By Birgit Buerkner
Operate machines and computers with mere thoughts or move the fingers of a prosthetic hand. What sounds like a vision of the future has long since been made practical by a Charité scientist.
dr Surjo Soekadar (45), neuroscientist and psychiatrist, converts his patients’ brain signals into control signals. The result: paralyzed people can do everyday activities again, such as grabbing a cup or typing on a cell phone!
Example Annette Dreher: The stroke patient was completely paralyzed. Soekadar put a hood with electrodes on her and strapped on a hand prosthesis connected to it, a so-called exoskeleton.
The electrodes measure the electrical and magnetic activity of the brain on the surface of the head. This is translated into control signals for the exoskeleton. “I had to think: open your hand,” says Dreher and laughs. “I thought it and the hand did it. That is really indescribable.”

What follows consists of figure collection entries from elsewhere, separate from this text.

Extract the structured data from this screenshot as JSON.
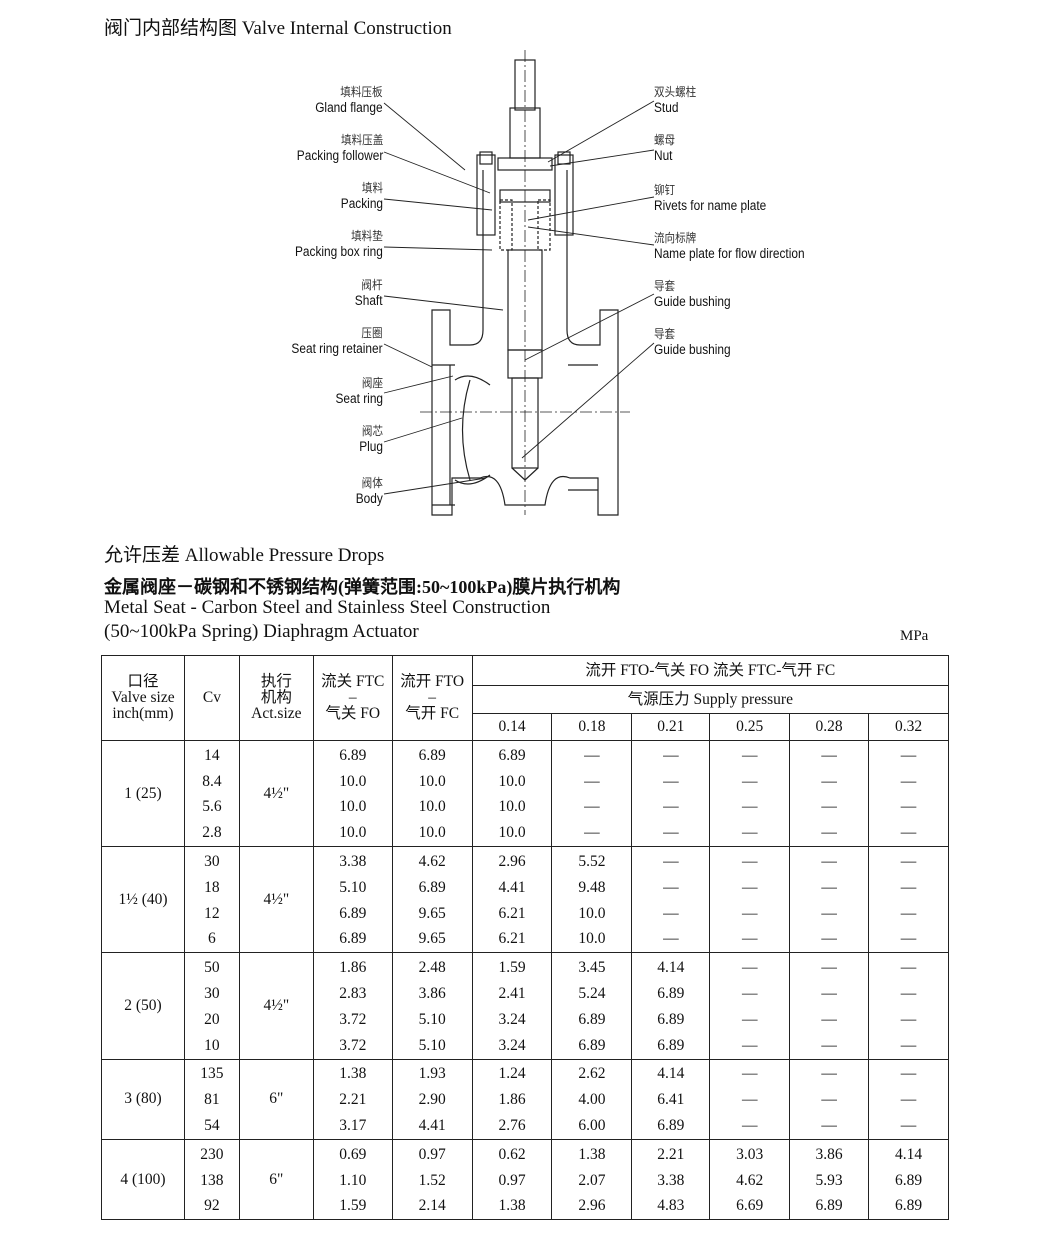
{
  "diagram": {
    "title": "阀门内部结构图  Valve Internal Construction",
    "left_labels": [
      {
        "cn": "填料压板",
        "en": "Gland flange"
      },
      {
        "cn": "填料压盖",
        "en": "Packing follower"
      },
      {
        "cn": "填料",
        "en": "Packing"
      },
      {
        "cn": "填料垫",
        "en": "Packing box ring"
      },
      {
        "cn": "阀杆",
        "en": "Shaft"
      },
      {
        "cn": "压圈",
        "en": "Seat ring retainer"
      },
      {
        "cn": "阀座",
        "en": "Seat ring"
      },
      {
        "cn": "阀芯",
        "en": "Plug"
      },
      {
        "cn": "阀体",
        "en": "Body"
      }
    ],
    "right_labels": [
      {
        "cn": "双头螺柱",
        "en": "Stud"
      },
      {
        "cn": "螺母",
        "en": "Nut"
      },
      {
        "cn": "铆钉",
        "en": "Rivets for name plate"
      },
      {
        "cn": "流向标牌",
        "en": "Name plate for flow direction"
      },
      {
        "cn": "导套",
        "en": "Guide bushing"
      },
      {
        "cn": "导套",
        "en": "Guide bushing"
      }
    ]
  },
  "section": {
    "title": "允许压差  Allowable Pressure Drops",
    "subtitle_cn": "金属阀座－碳钢和不锈钢结构(弹簧范围:50~100kPa)膜片执行机构",
    "subtitle_en1": "Metal Seat - Carbon Steel and Stainless Steel Construction",
    "subtitle_en2": "(50~100kPa Spring) Diaphragm Actuator",
    "unit": "MPa"
  },
  "table": {
    "headers": {
      "valve_size": [
        "口径",
        "Valve size",
        "inch(mm)"
      ],
      "cv": "Cv",
      "act_size": [
        "执行",
        "机构",
        "Act.size"
      ],
      "ftc_fo": [
        "流关 FTC",
        "–",
        "气关 FO"
      ],
      "fto_fc": [
        "流开 FTO",
        "–",
        "气开 FC"
      ],
      "group": "流开 FTO-气关 FO   流关 FTC-气开 FC",
      "supply": "气源压力 Supply pressure",
      "pressures": [
        "0.14",
        "0.18",
        "0.21",
        "0.25",
        "0.28",
        "0.32"
      ]
    },
    "groups": [
      {
        "size": "1 (25)",
        "act": "4½\"",
        "rows": [
          [
            "14",
            "6.89",
            "6.89",
            "6.89",
            "—",
            "—",
            "—",
            "—",
            "—"
          ],
          [
            "8.4",
            "10.0",
            "10.0",
            "10.0",
            "—",
            "—",
            "—",
            "—",
            "—"
          ],
          [
            "5.6",
            "10.0",
            "10.0",
            "10.0",
            "—",
            "—",
            "—",
            "—",
            "—"
          ],
          [
            "2.8",
            "10.0",
            "10.0",
            "10.0",
            "—",
            "—",
            "—",
            "—",
            "—"
          ]
        ]
      },
      {
        "size": "1½ (40)",
        "act": "4½\"",
        "rows": [
          [
            "30",
            "3.38",
            "4.62",
            "2.96",
            "5.52",
            "—",
            "—",
            "—",
            "—"
          ],
          [
            "18",
            "5.10",
            "6.89",
            "4.41",
            "9.48",
            "—",
            "—",
            "—",
            "—"
          ],
          [
            "12",
            "6.89",
            "9.65",
            "6.21",
            "10.0",
            "—",
            "—",
            "—",
            "—"
          ],
          [
            "6",
            "6.89",
            "9.65",
            "6.21",
            "10.0",
            "—",
            "—",
            "—",
            "—"
          ]
        ]
      },
      {
        "size": "2 (50)",
        "act": "4½\"",
        "rows": [
          [
            "50",
            "1.86",
            "2.48",
            "1.59",
            "3.45",
            "4.14",
            "—",
            "—",
            "—"
          ],
          [
            "30",
            "2.83",
            "3.86",
            "2.41",
            "5.24",
            "6.89",
            "—",
            "—",
            "—"
          ],
          [
            "20",
            "3.72",
            "5.10",
            "3.24",
            "6.89",
            "6.89",
            "—",
            "—",
            "—"
          ],
          [
            "10",
            "3.72",
            "5.10",
            "3.24",
            "6.89",
            "6.89",
            "—",
            "—",
            "—"
          ]
        ]
      },
      {
        "size": "3 (80)",
        "act": "6\"",
        "rows": [
          [
            "135",
            "1.38",
            "1.93",
            "1.24",
            "2.62",
            "4.14",
            "—",
            "—",
            "—"
          ],
          [
            "81",
            "2.21",
            "2.90",
            "1.86",
            "4.00",
            "6.41",
            "—",
            "—",
            "—"
          ],
          [
            "54",
            "3.17",
            "4.41",
            "2.76",
            "6.00",
            "6.89",
            "—",
            "—",
            "—"
          ]
        ]
      },
      {
        "size": "4 (100)",
        "act": "6\"",
        "rows": [
          [
            "230",
            "0.69",
            "0.97",
            "0.62",
            "1.38",
            "2.21",
            "3.03",
            "3.86",
            "4.14"
          ],
          [
            "138",
            "1.10",
            "1.52",
            "0.97",
            "2.07",
            "3.38",
            "4.62",
            "5.93",
            "6.89"
          ],
          [
            "92",
            "1.59",
            "2.14",
            "1.38",
            "2.96",
            "4.83",
            "6.69",
            "6.89",
            "6.89"
          ]
        ]
      }
    ]
  }
}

Even more stunning is the long-term effect. “Stroke patients who trained their hands with the exoskeleton every day were soon able to take it off,” says Soekadar. “The nerve cells were activated. This led to a change and reorganization of the brain.”

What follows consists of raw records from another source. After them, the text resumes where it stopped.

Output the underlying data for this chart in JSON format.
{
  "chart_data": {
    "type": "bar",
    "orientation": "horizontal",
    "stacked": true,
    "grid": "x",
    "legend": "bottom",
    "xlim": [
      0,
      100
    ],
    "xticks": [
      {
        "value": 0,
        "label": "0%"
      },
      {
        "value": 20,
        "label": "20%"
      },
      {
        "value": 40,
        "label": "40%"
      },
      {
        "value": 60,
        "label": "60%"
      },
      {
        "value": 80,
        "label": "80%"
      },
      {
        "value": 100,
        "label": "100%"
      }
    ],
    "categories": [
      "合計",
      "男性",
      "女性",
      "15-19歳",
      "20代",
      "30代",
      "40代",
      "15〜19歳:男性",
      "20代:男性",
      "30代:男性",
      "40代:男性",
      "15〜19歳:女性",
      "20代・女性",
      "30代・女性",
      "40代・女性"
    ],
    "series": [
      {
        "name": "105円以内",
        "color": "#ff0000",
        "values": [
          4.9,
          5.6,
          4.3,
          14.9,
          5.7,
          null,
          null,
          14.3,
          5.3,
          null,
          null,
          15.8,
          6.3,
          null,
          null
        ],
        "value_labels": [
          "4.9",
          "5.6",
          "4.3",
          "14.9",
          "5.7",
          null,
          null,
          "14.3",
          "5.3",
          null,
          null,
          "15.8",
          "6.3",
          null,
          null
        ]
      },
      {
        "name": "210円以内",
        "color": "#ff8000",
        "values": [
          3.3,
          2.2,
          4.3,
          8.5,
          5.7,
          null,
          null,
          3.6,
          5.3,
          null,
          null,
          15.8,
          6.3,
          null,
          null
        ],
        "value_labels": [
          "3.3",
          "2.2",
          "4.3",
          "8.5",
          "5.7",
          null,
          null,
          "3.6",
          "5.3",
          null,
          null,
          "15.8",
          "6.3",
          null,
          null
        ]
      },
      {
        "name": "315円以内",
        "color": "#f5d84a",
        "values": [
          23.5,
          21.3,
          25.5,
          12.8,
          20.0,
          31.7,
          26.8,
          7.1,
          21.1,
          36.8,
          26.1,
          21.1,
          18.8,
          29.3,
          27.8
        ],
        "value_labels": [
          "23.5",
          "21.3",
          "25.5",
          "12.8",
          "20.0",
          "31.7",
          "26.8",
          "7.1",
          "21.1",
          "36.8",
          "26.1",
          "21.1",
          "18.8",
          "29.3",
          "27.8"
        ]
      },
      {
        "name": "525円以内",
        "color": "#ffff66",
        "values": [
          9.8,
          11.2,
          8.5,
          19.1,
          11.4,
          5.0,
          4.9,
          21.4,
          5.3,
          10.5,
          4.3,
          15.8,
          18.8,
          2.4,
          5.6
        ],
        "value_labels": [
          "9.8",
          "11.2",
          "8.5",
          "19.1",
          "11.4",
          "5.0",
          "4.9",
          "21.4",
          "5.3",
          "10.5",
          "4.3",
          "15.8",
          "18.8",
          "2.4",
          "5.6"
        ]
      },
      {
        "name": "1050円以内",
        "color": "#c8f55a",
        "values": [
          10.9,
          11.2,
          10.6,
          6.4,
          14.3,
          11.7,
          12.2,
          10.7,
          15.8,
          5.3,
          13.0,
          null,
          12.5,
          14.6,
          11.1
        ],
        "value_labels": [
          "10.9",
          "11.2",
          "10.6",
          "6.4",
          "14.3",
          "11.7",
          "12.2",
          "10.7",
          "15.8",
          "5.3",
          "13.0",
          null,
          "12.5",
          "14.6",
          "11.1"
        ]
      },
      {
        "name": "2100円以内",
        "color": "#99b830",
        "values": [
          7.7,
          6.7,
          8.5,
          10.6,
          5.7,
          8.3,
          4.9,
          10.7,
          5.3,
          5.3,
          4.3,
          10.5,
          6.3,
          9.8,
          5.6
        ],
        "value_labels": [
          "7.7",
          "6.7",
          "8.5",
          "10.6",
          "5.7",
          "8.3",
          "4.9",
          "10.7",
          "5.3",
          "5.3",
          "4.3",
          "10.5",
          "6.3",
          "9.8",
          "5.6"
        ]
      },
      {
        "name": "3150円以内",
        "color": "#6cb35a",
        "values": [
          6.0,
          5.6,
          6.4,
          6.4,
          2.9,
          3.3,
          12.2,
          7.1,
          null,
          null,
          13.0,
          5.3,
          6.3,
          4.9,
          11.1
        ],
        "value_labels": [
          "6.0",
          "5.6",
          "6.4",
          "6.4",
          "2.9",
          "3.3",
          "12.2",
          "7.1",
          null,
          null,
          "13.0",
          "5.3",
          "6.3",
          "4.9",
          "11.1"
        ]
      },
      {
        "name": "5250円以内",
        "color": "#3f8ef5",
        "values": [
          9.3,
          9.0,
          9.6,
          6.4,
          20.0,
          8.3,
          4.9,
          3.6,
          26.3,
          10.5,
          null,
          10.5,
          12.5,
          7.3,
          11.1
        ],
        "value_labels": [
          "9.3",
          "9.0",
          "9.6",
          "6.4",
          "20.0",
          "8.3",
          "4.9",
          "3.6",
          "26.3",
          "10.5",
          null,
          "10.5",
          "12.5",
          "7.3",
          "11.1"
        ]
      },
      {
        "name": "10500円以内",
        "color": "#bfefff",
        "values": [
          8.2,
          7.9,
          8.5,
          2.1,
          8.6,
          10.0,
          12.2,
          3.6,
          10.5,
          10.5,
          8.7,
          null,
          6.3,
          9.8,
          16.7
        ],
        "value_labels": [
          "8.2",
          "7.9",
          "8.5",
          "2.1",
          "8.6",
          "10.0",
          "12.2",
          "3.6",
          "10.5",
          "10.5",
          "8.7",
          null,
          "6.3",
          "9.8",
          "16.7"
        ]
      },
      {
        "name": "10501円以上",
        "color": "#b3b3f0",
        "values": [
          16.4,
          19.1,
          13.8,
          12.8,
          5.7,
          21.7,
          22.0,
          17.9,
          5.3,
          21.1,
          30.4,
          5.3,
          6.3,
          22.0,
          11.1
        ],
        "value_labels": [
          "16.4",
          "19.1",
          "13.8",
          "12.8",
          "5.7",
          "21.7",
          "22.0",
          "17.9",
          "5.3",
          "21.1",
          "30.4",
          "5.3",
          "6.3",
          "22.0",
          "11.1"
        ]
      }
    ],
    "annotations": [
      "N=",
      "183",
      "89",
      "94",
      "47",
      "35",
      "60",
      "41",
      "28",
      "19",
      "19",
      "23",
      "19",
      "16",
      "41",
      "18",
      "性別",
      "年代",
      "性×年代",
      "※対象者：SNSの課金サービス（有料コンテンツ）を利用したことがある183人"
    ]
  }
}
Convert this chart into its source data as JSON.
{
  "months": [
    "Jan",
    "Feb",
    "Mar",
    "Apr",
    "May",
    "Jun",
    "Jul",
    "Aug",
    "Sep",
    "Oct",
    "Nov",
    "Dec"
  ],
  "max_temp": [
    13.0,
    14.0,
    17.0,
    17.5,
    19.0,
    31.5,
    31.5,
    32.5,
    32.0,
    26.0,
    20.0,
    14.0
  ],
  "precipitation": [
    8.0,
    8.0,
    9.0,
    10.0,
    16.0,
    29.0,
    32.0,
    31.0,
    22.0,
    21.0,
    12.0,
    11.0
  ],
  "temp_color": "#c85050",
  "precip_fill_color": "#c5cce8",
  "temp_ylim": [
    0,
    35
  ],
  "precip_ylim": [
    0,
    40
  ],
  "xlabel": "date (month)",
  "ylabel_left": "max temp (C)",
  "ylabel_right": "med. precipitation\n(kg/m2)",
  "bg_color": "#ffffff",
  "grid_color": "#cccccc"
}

Some of those who had been paralyzed for decades were able to move, open and close their hands again.
The signal transmission at the human-computer interface also works the other way around, which benefits patients with therapy-resistant depression, for example.
In the Charité Clinic for Psychiatry and Psychotherapy, a magnetic field is built up over your head during what is known as repetitive transcranial magnetic stimulation. In the three to nine-minute treatment, 1800 magnetic impulses are emitted. “Brain activity changes as a result of the stimulation,” says Soekadar. “We can relieve symptoms.”
A treated patient: “I haven’t lived for a year, now I’m alive again. I feel like I’ve never been sick.”